Written by Dennis Sun
    These past couples of weeks were pretty tough on many of us – we either had to buy fuel or pay taxes. I feel I got the “better bang for my buck” paying taxes, even though Congress is still having the ego trip over the Farm Bill.  Like most of you, I have totally turned off the national election debate and the actions of Congress in my mind for a while.
    Some of the issues we’re all hearing this spring – How dry is it going to be? What will the price of calves and lambs reach? When are fuel prices going to top out? How are we going to live with these high food prices? If you’re in the livestock business, and that business alone, it could be a challenging summer.
    Some glimmers of hope are wind development and the rising prices being paid for mineral rights. At a bull sale last week I heard some mineral right owners in Niobrara County could receive as much as $300 per acre for oil and gas rights.
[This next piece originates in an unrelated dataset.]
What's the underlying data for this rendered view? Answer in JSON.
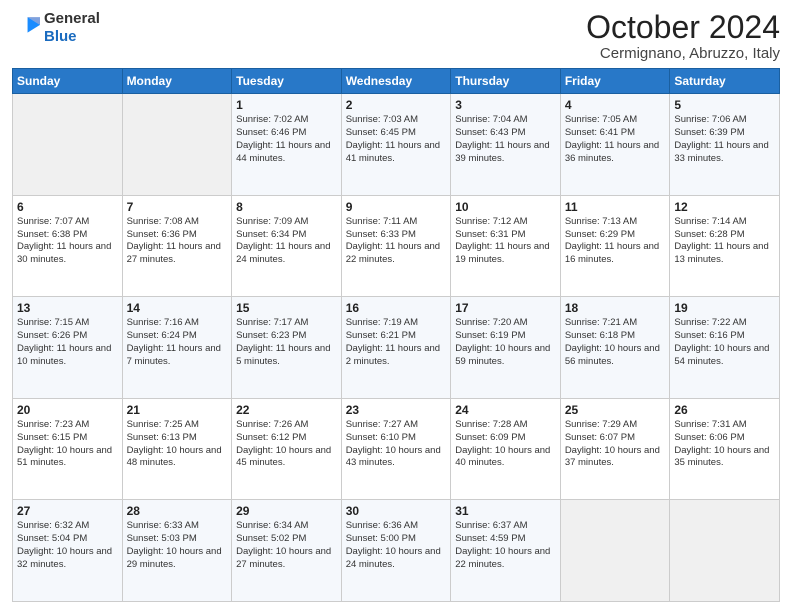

Western North Dakota, with all the interest in the Bakken Formation, is just going nuts. Those wheat farmers are doing better in energy than wheat. A friend told me the wells are flowing at around 2,000 barrels a day. A story I read said there is an estimated 270 to 500 million barrels of oil in the formation. He went on to say “it will make the north slope of Alaska look like a child’s mud puddle. There won’t be too many wheat farmers hanging around western North Dakota next winter.” They’ll surely be off to warmer climates!
    We’re lucky in America to spend only seven percent of our income on food. That’s up to around 10 percent now, but in places like China and India they spend up to 50 percent of their income on food. I’m not sure we could stand that high of a percentage.
    There seems to be a real tug-of-war in the food, fuel and energy markets. Cheap food needs low cost grains, as do some ethanol fuels. Meats really get caught up in the circus, but we’re really lucky cattle and sheep are grazers. Pork and poultry really take the hit with grains.
    The Chinese consume one-half of all the pork produced in the world. What is going to happen when we work our way through our own high numbers of hogs? Right now the Chinese are importing grain to feed in pork production. What happens if one, or more, of the large grain-producing countries has an extended drought?  One can only fertilize so much to raise production. That adds to the cost of grain and, at some point, has environmental consequences.
    I don’t mean to be pessimistic, but we are all going to have to change to live in this new world of high food and fuel costs. At some point in time there has to be a new fuel-efficient engine built to conserve fuel. As fuels keep rising, we all are going to have to change our lives.